- Jeep Renegade, Compass e Commander ganharão nova geração híbrida, com arquitetura preparada para eletrificação e produção no Brasil até o fim da década.
- A substituição da plataforma atual Small Wide por uma base mais capaz de suportar híbridos completos é a principal mudança.
- O primeiro Jeep dessa nova geração será o Cherokee, com estreia internacional até o fim deste ano; o Compass é apontado como o candidato natural a abrir a operação no Brasil.
- No Brasil, a produção deve ocorrer em Goiana, Pernambuco, com o Compass chegando ao mercado brasileiro já usando a nova base até 2027.
- Quanto aos motores, versões de alto valor devem adotar o conjunto híbrido baseado no motor 1.6 THP eletrificado, enquanto as versões de entrada manterão o 1.3 turboflex com sistema híbrido leve de 48 V.

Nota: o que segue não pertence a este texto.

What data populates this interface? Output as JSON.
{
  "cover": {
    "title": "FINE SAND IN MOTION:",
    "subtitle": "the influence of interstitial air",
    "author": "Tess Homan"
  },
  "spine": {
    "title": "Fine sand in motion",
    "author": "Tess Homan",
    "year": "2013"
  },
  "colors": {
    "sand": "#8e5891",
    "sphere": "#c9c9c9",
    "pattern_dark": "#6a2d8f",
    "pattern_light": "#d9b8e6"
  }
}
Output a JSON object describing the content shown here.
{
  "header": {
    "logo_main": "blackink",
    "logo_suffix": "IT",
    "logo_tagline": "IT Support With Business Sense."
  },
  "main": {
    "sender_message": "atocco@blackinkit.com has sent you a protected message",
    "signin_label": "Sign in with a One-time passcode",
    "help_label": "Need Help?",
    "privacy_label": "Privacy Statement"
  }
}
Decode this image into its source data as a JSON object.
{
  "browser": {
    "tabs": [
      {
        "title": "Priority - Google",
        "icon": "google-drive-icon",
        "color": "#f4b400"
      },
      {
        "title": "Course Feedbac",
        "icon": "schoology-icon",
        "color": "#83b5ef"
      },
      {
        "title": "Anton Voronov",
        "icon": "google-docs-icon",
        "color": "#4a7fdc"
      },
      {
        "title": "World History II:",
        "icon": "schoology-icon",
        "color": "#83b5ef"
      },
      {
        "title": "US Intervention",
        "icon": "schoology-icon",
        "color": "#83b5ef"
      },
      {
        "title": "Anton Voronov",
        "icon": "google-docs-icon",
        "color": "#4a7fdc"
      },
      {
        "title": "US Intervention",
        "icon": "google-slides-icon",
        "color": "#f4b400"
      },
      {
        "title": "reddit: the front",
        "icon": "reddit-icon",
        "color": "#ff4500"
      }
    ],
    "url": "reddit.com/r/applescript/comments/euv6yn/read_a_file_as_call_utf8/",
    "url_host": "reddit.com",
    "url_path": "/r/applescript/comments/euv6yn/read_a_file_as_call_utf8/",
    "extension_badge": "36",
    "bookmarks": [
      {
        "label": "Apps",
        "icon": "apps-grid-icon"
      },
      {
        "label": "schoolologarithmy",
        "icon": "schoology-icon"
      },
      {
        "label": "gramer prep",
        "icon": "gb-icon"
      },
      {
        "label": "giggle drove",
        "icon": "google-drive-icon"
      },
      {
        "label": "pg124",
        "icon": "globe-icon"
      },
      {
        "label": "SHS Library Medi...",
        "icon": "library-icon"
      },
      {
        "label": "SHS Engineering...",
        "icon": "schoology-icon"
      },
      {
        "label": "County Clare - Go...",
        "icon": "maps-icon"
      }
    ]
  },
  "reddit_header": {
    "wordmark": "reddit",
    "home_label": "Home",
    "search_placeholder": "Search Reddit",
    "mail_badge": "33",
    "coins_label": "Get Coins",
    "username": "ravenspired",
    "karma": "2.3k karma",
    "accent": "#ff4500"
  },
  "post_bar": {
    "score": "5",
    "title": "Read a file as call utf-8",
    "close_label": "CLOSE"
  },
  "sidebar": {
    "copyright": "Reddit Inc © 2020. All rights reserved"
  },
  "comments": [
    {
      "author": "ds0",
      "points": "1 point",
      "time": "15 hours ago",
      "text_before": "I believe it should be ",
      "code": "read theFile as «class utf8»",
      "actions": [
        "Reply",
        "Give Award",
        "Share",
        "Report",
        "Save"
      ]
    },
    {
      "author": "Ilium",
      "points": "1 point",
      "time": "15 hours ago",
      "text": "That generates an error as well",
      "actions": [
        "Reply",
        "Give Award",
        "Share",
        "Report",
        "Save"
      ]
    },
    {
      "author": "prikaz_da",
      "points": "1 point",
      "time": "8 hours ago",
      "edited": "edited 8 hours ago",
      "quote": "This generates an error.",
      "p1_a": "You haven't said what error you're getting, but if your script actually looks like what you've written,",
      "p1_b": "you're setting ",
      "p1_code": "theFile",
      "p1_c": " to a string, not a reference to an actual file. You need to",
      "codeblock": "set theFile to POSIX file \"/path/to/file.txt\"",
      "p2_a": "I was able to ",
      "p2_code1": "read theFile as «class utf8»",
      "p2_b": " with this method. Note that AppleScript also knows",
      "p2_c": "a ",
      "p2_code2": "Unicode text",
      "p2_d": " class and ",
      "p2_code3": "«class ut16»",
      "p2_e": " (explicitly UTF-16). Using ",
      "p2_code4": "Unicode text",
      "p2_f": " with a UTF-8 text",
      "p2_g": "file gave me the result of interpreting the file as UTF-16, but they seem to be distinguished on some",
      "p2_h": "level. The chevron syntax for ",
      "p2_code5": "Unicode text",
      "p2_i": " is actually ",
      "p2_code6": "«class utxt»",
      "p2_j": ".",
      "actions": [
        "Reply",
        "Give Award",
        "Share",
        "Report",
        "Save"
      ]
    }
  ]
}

A Jeep confirmou oficialmente o desenho da próxima geração de seus três SUVs mais vendidos na América do Sul: Renegade, Compass e Commander. O movimento faz parte do plano FaSTLAne 2030 da Stellantis, que prevê renovação até o fim da década com nova arquitetura e eletrificação ampliada, produzida no Brasil.
A mudança central é a passagem da atual plataforma Small Wide por uma arquitetura mais preparada para eletrificação. A meta é elevar o patamar tecnológico da Jeep e viabilizar híbridos mais completos produzidos localmente até 2030, sem abrir mão de desempenho e robustez.
Cherokee abre caminho e Compass pode estrear no Brasil
O cronograma global aponta o novo Jeep Cherokee como o primeiro a usar a arquitetura moderna, com estreia prevista ainda neste ano. Em seguida, o Compass deve iniciar a transição na produção brasileira, abrindo a fila de adoção da nova base.
O Cherokee já teve registro no Brasil e a produção com a nova base deve chegar ao mercado nacional até 2027, com o Compass seguindo nessa linha de etapas.
Fabricação em Goiana ganha protagonismo
A renovação envolve o Polo Automotivo de Goiana (PE), hoje um dos principais centros da Jeep fora dos EUA. A fábrica deve ganhar maior protagonismo na estratégia sul-americana da Stellantis, com a produção de motores e componentes para a nova geração.
A Stellantis planeja investir em mais de 60 modelos globais até 2030, com Jeep recebendo parcela relevante dos recursos. A mudança aponta para o fim da era Small Wide e o início de Jeeps híbridos plenos produzidos no Brasil.